Глаза еще не различают в дрожащей дали ни одного птичьего силуэта, а уже слышны доносящиеся оттуда негромкие журчащие трели. Потом появляется раскидистая ветла на берегу крошечного прудика. Из ее густой кроны торчат две длинные сухие ветки, на которых, блаженствуя под горячим солнцем, сидят девять расписных птиц, убаюкивая друг друга тихим говорком, который отдаленно напоминает пение полевых сверчков, но без сверчковой монотонности. Хотя щурки и не одноголосы, их «язык» довольно бедноват звуками, но молчаливы они бывают лишь в редкие минуты.

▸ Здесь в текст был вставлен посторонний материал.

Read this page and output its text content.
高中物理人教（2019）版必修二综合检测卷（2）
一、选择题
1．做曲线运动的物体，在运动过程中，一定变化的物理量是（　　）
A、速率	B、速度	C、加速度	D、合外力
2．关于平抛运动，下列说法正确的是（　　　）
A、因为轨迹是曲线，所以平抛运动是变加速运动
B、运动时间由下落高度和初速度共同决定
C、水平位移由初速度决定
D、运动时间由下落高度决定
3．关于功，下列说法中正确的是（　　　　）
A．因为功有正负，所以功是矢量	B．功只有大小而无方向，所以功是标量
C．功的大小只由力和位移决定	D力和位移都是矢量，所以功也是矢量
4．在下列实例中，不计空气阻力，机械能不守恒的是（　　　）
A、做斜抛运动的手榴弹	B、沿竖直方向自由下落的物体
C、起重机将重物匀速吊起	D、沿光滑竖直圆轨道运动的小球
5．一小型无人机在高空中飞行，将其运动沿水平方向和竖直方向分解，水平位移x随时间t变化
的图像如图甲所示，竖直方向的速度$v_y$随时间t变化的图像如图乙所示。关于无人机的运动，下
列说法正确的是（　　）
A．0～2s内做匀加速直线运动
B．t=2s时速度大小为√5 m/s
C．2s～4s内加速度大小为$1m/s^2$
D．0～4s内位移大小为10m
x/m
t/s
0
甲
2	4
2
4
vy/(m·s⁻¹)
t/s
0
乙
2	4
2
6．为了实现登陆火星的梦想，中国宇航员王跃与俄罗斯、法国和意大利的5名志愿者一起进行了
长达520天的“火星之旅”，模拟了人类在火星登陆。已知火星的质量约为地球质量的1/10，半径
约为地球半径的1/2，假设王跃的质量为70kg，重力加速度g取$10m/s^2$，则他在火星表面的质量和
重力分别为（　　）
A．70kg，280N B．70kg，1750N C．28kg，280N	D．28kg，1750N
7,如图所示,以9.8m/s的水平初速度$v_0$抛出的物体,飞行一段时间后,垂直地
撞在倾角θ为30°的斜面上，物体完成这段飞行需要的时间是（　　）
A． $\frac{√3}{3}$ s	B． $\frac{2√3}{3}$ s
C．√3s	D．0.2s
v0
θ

Своим приятным журчанием щурки встречают восход солнца, им же провожают светило вечером. Оно весь день звучит в птичьей колонии как успокаивающий сигнал. Им обмениваются птицы на дневном и ночном перелете, им извещают о первом и последнем днях пребывания на родине. Это журчание относится к тем тихим звукам природы, которые слышны на большом расстоянии так же отчетливо, как и вблизи. Когда в сентябрьском небе первая журавлиная станица обгоняет последнюю стаю щурок, к земле с двухсотметровой высоты доносятся почти с одинаковой громкостью и частые трели щурок, и трубные голоса журавлей.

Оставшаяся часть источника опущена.